(Paris) Two recent studies provide possible explanations for the causes of long-term COVID-19, a syndrome with still mysterious mechanisms, one evoking the joint effect of after-effects in various organs, the other a mechanism at neuron level.
There is “concrete evidence that different organs undergo changes” after hospitalization linked to COVID-19, Christopher Brightling, co-author of a study published Friday in the Lancet Respiratory Medicine.
This work is based on MRIs performed on 259 patients who were hospitalized for COVID-19 in 2020-2021. They were compared with examinations carried out on around fifty people who had never been infected.
Nearly a third of COVID-19 patients had “abnormalities” in multiple organs, several months after discharge from hospital.

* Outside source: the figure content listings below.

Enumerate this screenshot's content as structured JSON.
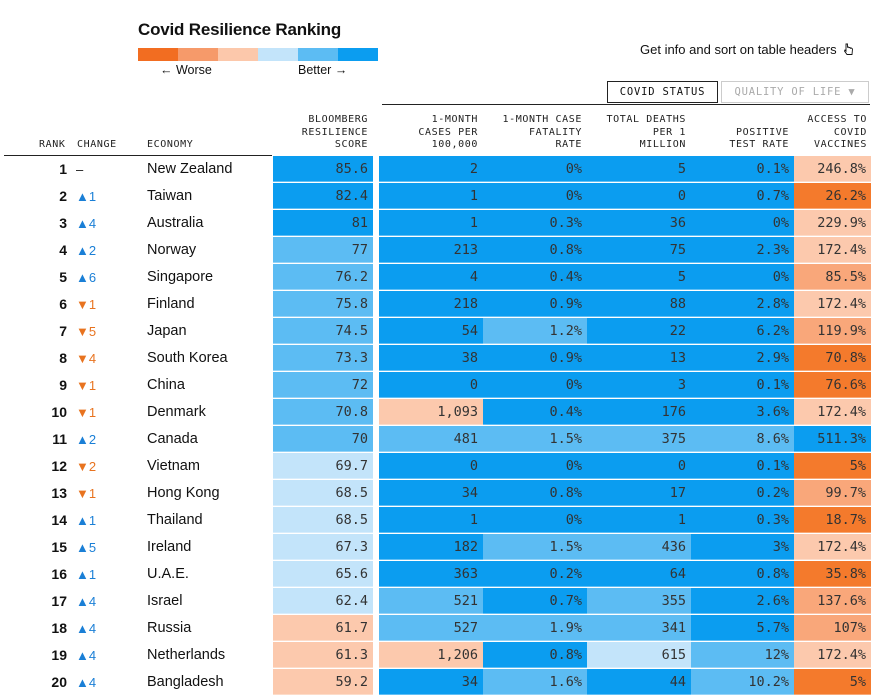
{
  "legend": {
    "title": "Covid Resilience Ranking",
    "worse_label": "← Worse",
    "better_label": "Better →",
    "colors": [
      "#f26d21",
      "#f69a6a",
      "#fcc8ab",
      "#c3e4fa",
      "#5cbcf3",
      "#0b9df0"
    ]
  },
  "info_text": "Get info and sort on table headers",
  "info_icon": "pointer-icon",
  "tabs": [
    {
      "label": "COVID STATUS",
      "active": true
    },
    {
      "label": "QUALITY OF LIFE ▼",
      "active": false
    }
  ],
  "headers": {
    "rank": "RANK",
    "change": "CHANGE",
    "economy": "ECONOMY",
    "score": [
      "BLOOMBERG",
      "RESILIENCE",
      "SCORE"
    ],
    "cases": [
      "1-MONTH",
      "CASES PER",
      "100,000"
    ],
    "cfr": [
      "1-MONTH CASE",
      "FATALITY",
      "RATE"
    ],
    "deaths": [
      "TOTAL DEATHS",
      "PER 1",
      "MILLION"
    ],
    "positive": [
      "POSITIVE",
      "TEST RATE"
    ],
    "vaccines": [
      "ACCESS TO",
      "COVID",
      "VACCINES"
    ]
  },
  "palette": {
    "o": "#f47a2c",
    "p": "#f9a77a",
    "c": "#fcc9ad",
    "l": "#c3e4fa",
    "m": "#5cbcf3",
    "b": "#0b9df0"
  },
  "rows": [
    {
      "rank": "1",
      "change": "–",
      "dir": "none",
      "economy": "New Zealand",
      "score": "85.6",
      "cases": "2",
      "cfr": "0%",
      "deaths": "5",
      "positive": "0.1%",
      "vaccines": "246.8%",
      "colors": [
        "b",
        "b",
        "b",
        "b",
        "b",
        "c"
      ]
    },
    {
      "rank": "2",
      "change": "▲1",
      "dir": "up",
      "economy": "Taiwan",
      "score": "82.4",
      "cases": "1",
      "cfr": "0%",
      "deaths": "0",
      "positive": "0.7%",
      "vaccines": "26.2%",
      "colors": [
        "b",
        "b",
        "b",
        "b",
        "b",
        "o"
      ]
    },
    {
      "rank": "3",
      "change": "▲4",
      "dir": "up",
      "economy": "Australia",
      "score": "81",
      "cases": "1",
      "cfr": "0.3%",
      "deaths": "36",
      "positive": "0%",
      "vaccines": "229.9%",
      "colors": [
        "b",
        "b",
        "b",
        "b",
        "b",
        "c"
      ]
    },
    {
      "rank": "4",
      "change": "▲2",
      "dir": "up",
      "economy": "Norway",
      "score": "77",
      "cases": "213",
      "cfr": "0.8%",
      "deaths": "75",
      "positive": "2.3%",
      "vaccines": "172.4%",
      "colors": [
        "m",
        "b",
        "b",
        "b",
        "b",
        "c"
      ]
    },
    {
      "rank": "5",
      "change": "▲6",
      "dir": "up",
      "economy": "Singapore",
      "score": "76.2",
      "cases": "4",
      "cfr": "0.4%",
      "deaths": "5",
      "positive": "0%",
      "vaccines": "85.5%",
      "colors": [
        "m",
        "b",
        "b",
        "b",
        "b",
        "p"
      ]
    },
    {
      "rank": "6",
      "change": "▼1",
      "dir": "down",
      "economy": "Finland",
      "score": "75.8",
      "cases": "218",
      "cfr": "0.9%",
      "deaths": "88",
      "positive": "2.8%",
      "vaccines": "172.4%",
      "colors": [
        "m",
        "b",
        "b",
        "b",
        "b",
        "c"
      ]
    },
    {
      "rank": "7",
      "change": "▼5",
      "dir": "down",
      "economy": "Japan",
      "score": "74.5",
      "cases": "54",
      "cfr": "1.2%",
      "deaths": "22",
      "positive": "6.2%",
      "vaccines": "119.9%",
      "colors": [
        "m",
        "b",
        "m",
        "b",
        "b",
        "p"
      ]
    },
    {
      "rank": "8",
      "change": "▼4",
      "dir": "down",
      "economy": "South Korea",
      "score": "73.3",
      "cases": "38",
      "cfr": "0.9%",
      "deaths": "13",
      "positive": "2.9%",
      "vaccines": "70.8%",
      "colors": [
        "m",
        "b",
        "b",
        "b",
        "b",
        "o"
      ]
    },
    {
      "rank": "9",
      "change": "▼1",
      "dir": "down",
      "economy": "China",
      "score": "72",
      "cases": "0",
      "cfr": "0%",
      "deaths": "3",
      "positive": "0.1%",
      "vaccines": "76.6%",
      "colors": [
        "m",
        "b",
        "b",
        "b",
        "b",
        "o"
      ]
    },
    {
      "rank": "10",
      "change": "▼1",
      "dir": "down",
      "economy": "Denmark",
      "score": "70.8",
      "cases": "1,093",
      "cfr": "0.4%",
      "deaths": "176",
      "positive": "3.6%",
      "vaccines": "172.4%",
      "colors": [
        "m",
        "c",
        "b",
        "b",
        "b",
        "c"
      ]
    },
    {
      "rank": "11",
      "change": "▲2",
      "dir": "up",
      "economy": "Canada",
      "score": "70",
      "cases": "481",
      "cfr": "1.5%",
      "deaths": "375",
      "positive": "8.6%",
      "vaccines": "511.3%",
      "colors": [
        "m",
        "m",
        "m",
        "m",
        "m",
        "b"
      ]
    },
    {
      "rank": "12",
      "change": "▼2",
      "dir": "down",
      "economy": "Vietnam",
      "score": "69.7",
      "cases": "0",
      "cfr": "0%",
      "deaths": "0",
      "positive": "0.1%",
      "vaccines": "5%",
      "colors": [
        "l",
        "b",
        "b",
        "b",
        "b",
        "o"
      ]
    },
    {
      "rank": "13",
      "change": "▼1",
      "dir": "down",
      "economy": "Hong Kong",
      "score": "68.5",
      "cases": "34",
      "cfr": "0.8%",
      "deaths": "17",
      "positive": "0.2%",
      "vaccines": "99.7%",
      "colors": [
        "l",
        "b",
        "b",
        "b",
        "b",
        "p"
      ]
    },
    {
      "rank": "14",
      "change": "▲1",
      "dir": "up",
      "economy": "Thailand",
      "score": "68.5",
      "cases": "1",
      "cfr": "0%",
      "deaths": "1",
      "positive": "0.3%",
      "vaccines": "18.7%",
      "colors": [
        "l",
        "b",
        "b",
        "b",
        "b",
        "o"
      ]
    },
    {
      "rank": "15",
      "change": "▲5",
      "dir": "up",
      "economy": "Ireland",
      "score": "67.3",
      "cases": "182",
      "cfr": "1.5%",
      "deaths": "436",
      "positive": "3%",
      "vaccines": "172.4%",
      "colors": [
        "l",
        "b",
        "m",
        "m",
        "b",
        "c"
      ]
    },
    {
      "rank": "16",
      "change": "▲1",
      "dir": "up",
      "economy": "U.A.E.",
      "score": "65.6",
      "cases": "363",
      "cfr": "0.2%",
      "deaths": "64",
      "positive": "0.8%",
      "vaccines": "35.8%",
      "colors": [
        "l",
        "b",
        "b",
        "b",
        "b",
        "o"
      ]
    },
    {
      "rank": "17",
      "change": "▲4",
      "dir": "up",
      "economy": "Israel",
      "score": "62.4",
      "cases": "521",
      "cfr": "0.7%",
      "deaths": "355",
      "positive": "2.6%",
      "vaccines": "137.6%",
      "colors": [
        "l",
        "m",
        "b",
        "m",
        "b",
        "p"
      ]
    },
    {
      "rank": "18",
      "change": "▲4",
      "dir": "up",
      "economy": "Russia",
      "score": "61.7",
      "cases": "527",
      "cfr": "1.9%",
      "deaths": "341",
      "positive": "5.7%",
      "vaccines": "107%",
      "colors": [
        "c",
        "m",
        "m",
        "m",
        "b",
        "p"
      ]
    },
    {
      "rank": "19",
      "change": "▲4",
      "dir": "up",
      "economy": "Netherlands",
      "score": "61.3",
      "cases": "1,206",
      "cfr": "0.8%",
      "deaths": "615",
      "positive": "12%",
      "vaccines": "172.4%",
      "colors": [
        "c",
        "c",
        "b",
        "l",
        "m",
        "c"
      ]
    },
    {
      "rank": "20",
      "change": "▲4",
      "dir": "up",
      "economy": "Bangladesh",
      "score": "59.2",
      "cases": "34",
      "cfr": "1.6%",
      "deaths": "44",
      "positive": "10.2%",
      "vaccines": "5%",
      "colors": [
        "c",
        "b",
        "m",
        "b",
        "m",
        "o"
      ]
    }
  ]
}
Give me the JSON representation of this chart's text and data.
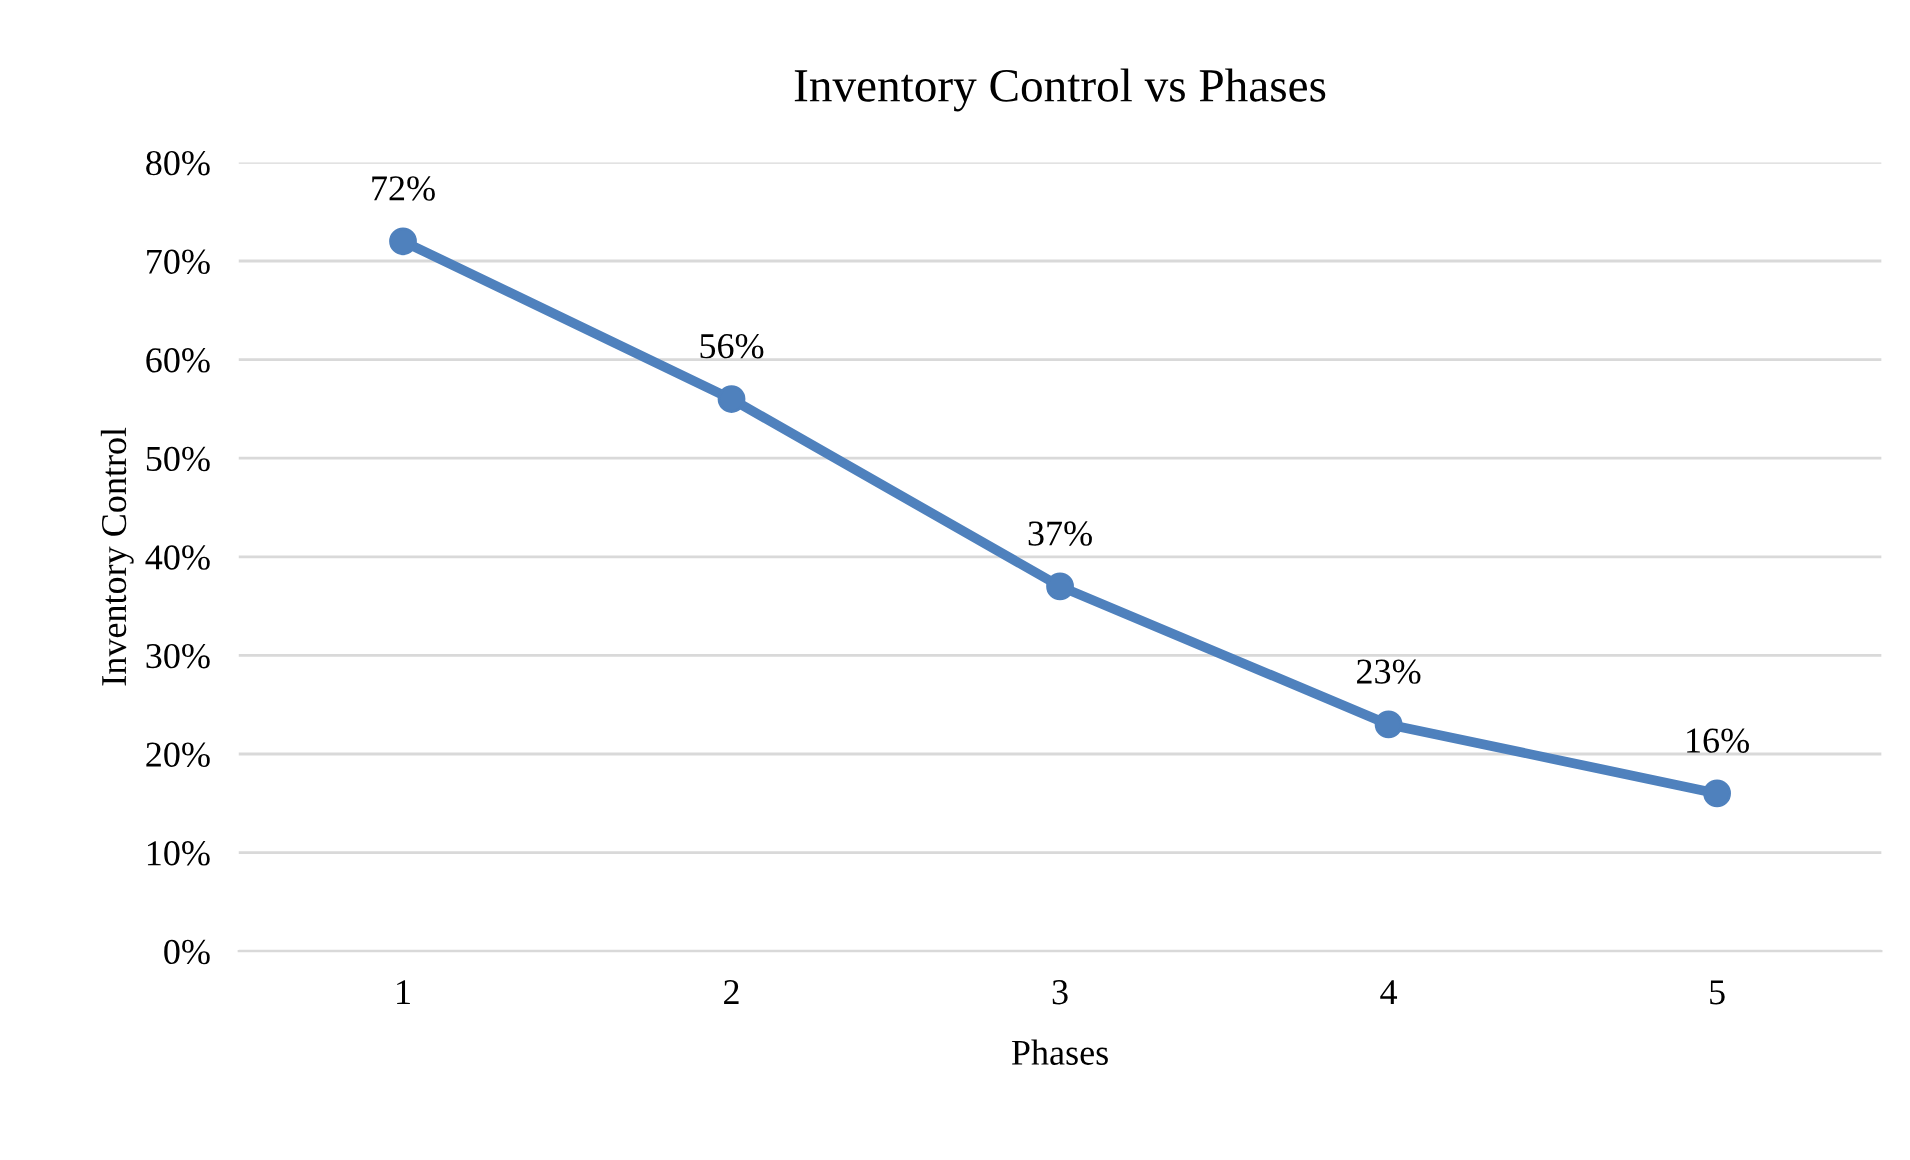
{
  "chart_data": {
    "type": "line",
    "title": "Inventory Control vs Phases",
    "xlabel": "Phases",
    "ylabel": "Inventory Control",
    "categories": [
      "1",
      "2",
      "3",
      "4",
      "5"
    ],
    "series": [
      {
        "color": "#4f81bd",
        "values": [
          72,
          56,
          37,
          23,
          16
        ],
        "value_labels": [
          "72%",
          "56%",
          "37%",
          "23%",
          "16%"
        ]
      }
    ],
    "ylim": [
      0,
      80
    ],
    "yticks": [
      {
        "value": 0,
        "label": "0%"
      },
      {
        "value": 10,
        "label": "10%"
      },
      {
        "value": 20,
        "label": "20%"
      },
      {
        "value": 30,
        "label": "30%"
      },
      {
        "value": 40,
        "label": "40%"
      },
      {
        "value": 50,
        "label": "50%"
      },
      {
        "value": 60,
        "label": "60%"
      },
      {
        "value": 70,
        "label": "70%"
      },
      {
        "value": 80,
        "label": "80%"
      }
    ],
    "grid": "y",
    "marker": "circle",
    "line_style": "solid",
    "legend": false
  }
}
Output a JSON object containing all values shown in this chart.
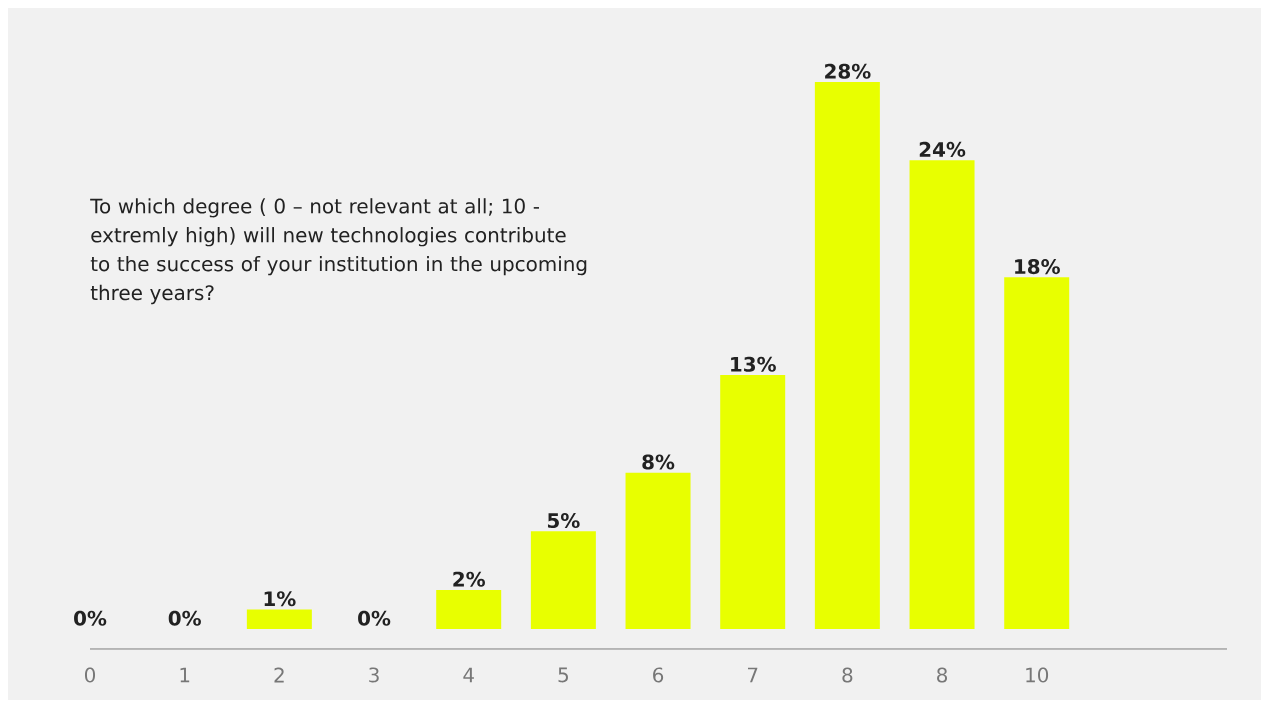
{
  "chart_data": {
    "type": "bar",
    "title": "To which degree ( 0 – not relevant at all; 10 - extremly high) will new technologies contribute to the success of your institution in the upcoming three years?",
    "categories": [
      "0",
      "1",
      "2",
      "3",
      "4",
      "5",
      "6",
      "7",
      "8",
      "8",
      "10"
    ],
    "values": [
      0,
      0,
      1,
      0,
      2,
      5,
      8,
      13,
      28,
      24,
      18
    ],
    "value_labels": [
      "0%",
      "0%",
      "1%",
      "0%",
      "2%",
      "5%",
      "8%",
      "13%",
      "28%",
      "24%",
      "18%"
    ],
    "color": "#e8ff00"
  }
}
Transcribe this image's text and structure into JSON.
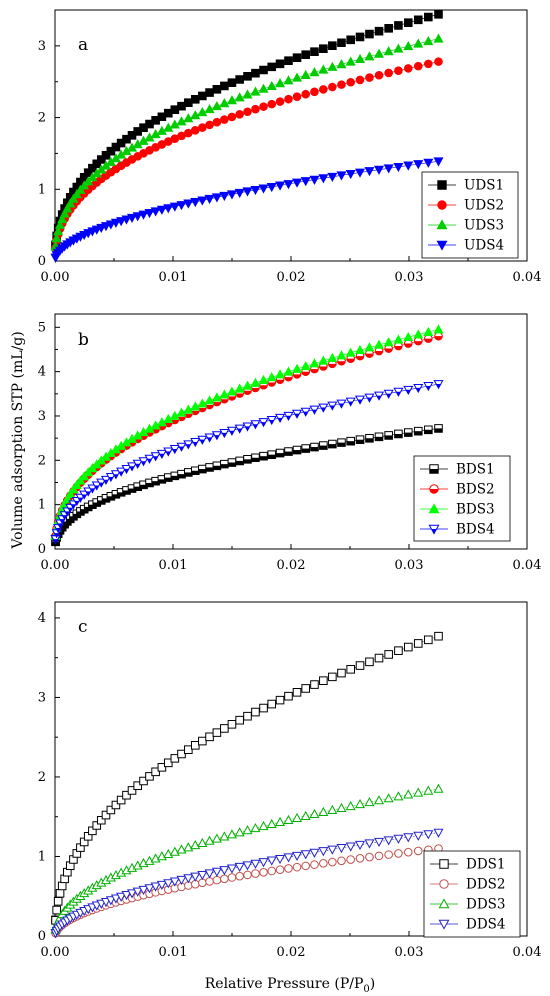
{
  "figure": {
    "ylabel": "Volume adsorption STP (mL/g)",
    "xlabel_main": "Relative Pressure (P/P",
    "xlabel_sub": "0",
    "xlabel_end": ")"
  },
  "chart_data": [
    {
      "type": "scatter",
      "panel_label": "a",
      "xlim": [
        0,
        0.04
      ],
      "ylim": [
        0,
        3.5
      ],
      "x_ticks": [
        "0.00",
        "0.01",
        "0.02",
        "0.03",
        "0.04"
      ],
      "y_ticks": [
        "0",
        "1",
        "2",
        "3"
      ],
      "legend_position": "bottom-right",
      "grid": false,
      "series": [
        {
          "name": "UDS1",
          "marker": "square",
          "fill": "filled",
          "color": "#000000",
          "a": 3.44,
          "n": 0.42
        },
        {
          "name": "UDS2",
          "marker": "circle",
          "fill": "filled",
          "color": "#ff0000",
          "a": 2.78,
          "n": 0.42
        },
        {
          "name": "UDS3",
          "marker": "triangle-up",
          "fill": "filled",
          "color": "#00cc00",
          "a": 3.1,
          "n": 0.42
        },
        {
          "name": "UDS4",
          "marker": "triangle-down",
          "fill": "filled",
          "color": "#0000ff",
          "a": 1.39,
          "n": 0.52
        }
      ]
    },
    {
      "type": "scatter",
      "panel_label": "b",
      "xlim": [
        0,
        0.04
      ],
      "ylim": [
        0,
        5.3
      ],
      "x_ticks": [
        "0.00",
        "0.01",
        "0.02",
        "0.03",
        "0.04"
      ],
      "y_ticks": [
        "0",
        "1",
        "2",
        "3",
        "4",
        "5"
      ],
      "legend_position": "bottom-right",
      "grid": false,
      "series": [
        {
          "name": "BDS1",
          "marker": "square",
          "fill": "half",
          "color": "#000000",
          "a": 2.72,
          "n": 0.43
        },
        {
          "name": "BDS2",
          "marker": "circle",
          "fill": "half",
          "color": "#ff0000",
          "a": 4.8,
          "n": 0.43
        },
        {
          "name": "BDS3",
          "marker": "triangle-up",
          "fill": "filled",
          "color": "#00ff00",
          "a": 4.95,
          "n": 0.43
        },
        {
          "name": "BDS4",
          "marker": "triangle-down",
          "fill": "half",
          "color": "#0000ff",
          "a": 3.72,
          "n": 0.43
        }
      ]
    },
    {
      "type": "scatter",
      "panel_label": "c",
      "xlim": [
        0,
        0.04
      ],
      "ylim": [
        0,
        4.2
      ],
      "x_ticks": [
        "0.00",
        "0.01",
        "0.02",
        "0.03",
        "0.04"
      ],
      "y_ticks": [
        "0",
        "1",
        "2",
        "3",
        "4"
      ],
      "legend_position": "bottom-right",
      "grid": false,
      "series": [
        {
          "name": "DDS1",
          "marker": "square",
          "fill": "open",
          "color": "#000000",
          "a": 3.77,
          "n": 0.45
        },
        {
          "name": "DDS2",
          "marker": "circle",
          "fill": "open",
          "color": "#c0504d",
          "a": 1.1,
          "n": 0.52
        },
        {
          "name": "DDS3",
          "marker": "triangle-up",
          "fill": "open",
          "color": "#00b000",
          "a": 1.85,
          "n": 0.48
        },
        {
          "name": "DDS4",
          "marker": "triangle-down",
          "fill": "open",
          "color": "#2222cc",
          "a": 1.3,
          "n": 0.55
        }
      ]
    }
  ]
}
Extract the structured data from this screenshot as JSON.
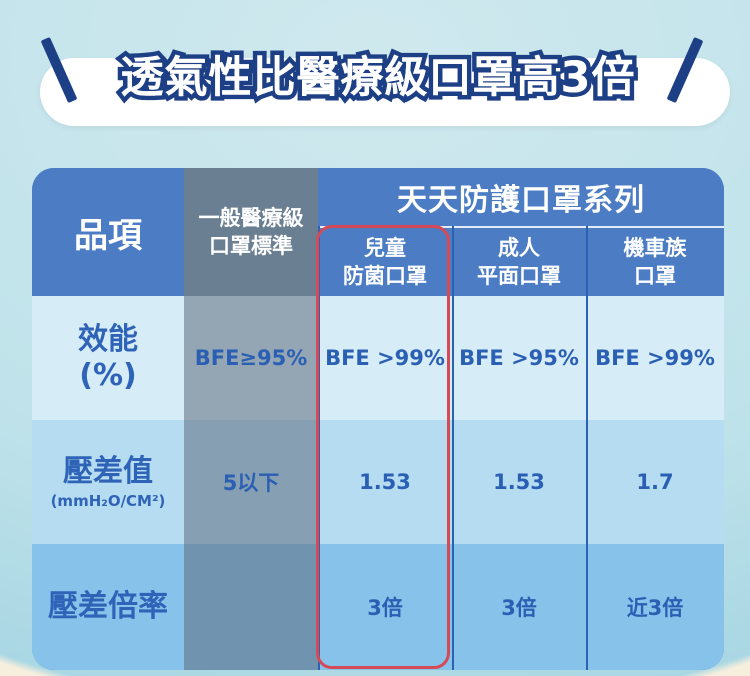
{
  "title": "透氣性比醫療級口罩高3倍",
  "table": {
    "header": {
      "item": "品項",
      "standard": "一般醫療級口罩標準",
      "series": "天天防護口罩系列",
      "products": [
        "兒童\n防菌口罩",
        "成人\n平面口罩",
        "機車族\n口罩"
      ]
    },
    "rows": [
      {
        "label": "效能\n(%)",
        "standard": "BFE≥95%",
        "values": [
          "BFE >99%",
          "BFE >95%",
          "BFE >99%"
        ]
      },
      {
        "label": "壓差值",
        "sublabel": "(mmH₂O/CM²)",
        "standard": "5以下",
        "values": [
          "1.53",
          "1.53",
          "1.7"
        ]
      },
      {
        "label": "壓差倍率",
        "standard": "",
        "values": [
          "3倍",
          "3倍",
          "近3倍"
        ]
      }
    ]
  },
  "colors": {
    "header_blue": "#4c7dc4",
    "title_navy": "#1d3f86",
    "highlight_red": "#d64a55"
  }
}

These organs include the brain, lungs or kidneys and, to a lesser extent, the heart and liver.
Researchers have, for example, identified lesions in the white matter of the brain, a phenomenon which can be associated by scientific literature with a slight cognitive decline.
For the authors of the study, as well as independent observers, these results open up a possible explanation for long COVID-19, that is to say the persistence of lasting after-effects several months after infection.
This disorder, which however lacks a consensual definition, is still poorly understood on a physiological level, with several explanations competing without being necessarily exclusive.
The study made public on Friday suggests that long COVID-19 “is not explained by serious insufficiencies concentrated in a single organ” but rather “an interaction between at least two abnormalities of [différents] organs,” says pulmonologist Matthew Baldwin, who did not participate, in the same issue of Lancet Respiratory Medicine.
The brain trail
Another study, published a week earlier in the journal eBiomedicinerather opened the trail of a mechanism concentrated in the brain.
Led by a team from INSERM, the French National Institute of Health and Medical Research, this study looked at around fifty patients, some of whom suffered a drop in their testosterone levels, linked to an alteration by the virus of certain neurons regulating reproductive functions.
The researchers then measured the cognitive functions of these patients, only to note poorer performance when this category of neurons was affected.
These results “suggest that the infection can lead to the death of these neurons and be the cause of certain symptoms which persist over time,” says INSERM in a press release.
Fatigue, cough, shortness of breath, intermittent fever, loss of taste or smell, difficulty concentrating, depression… long COVID-19 manifests itself by one or more symptoms from a long list, generally within three months after infection and persisting for at least two months. Symptoms that cannot be explained by other diagnoses and have an impact on daily life.
In France, “long COVID-19” has affected 4% of adults or 2.06 million people over the age of 18, with a small proportion (1.2%) declaring that they are seriously hampered in their daily activities, according to a study. of Public Health France carried out last fall and the results of which were revealed in June.
The vast majority of patients (90%) suffering from long-term COVID-19, however, see their symptoms slowly improve after two years, with the others experiencing rapid improvement or, on the contrary, persistence of their disorders, specifies a study published in May. by the Dr Viet-Thi Tran, epidemiologist (Université Paris Cité/AP-HP), with 2197 patients from the “ComPare” cohort suffering from long-term COVID-19, followed regularly.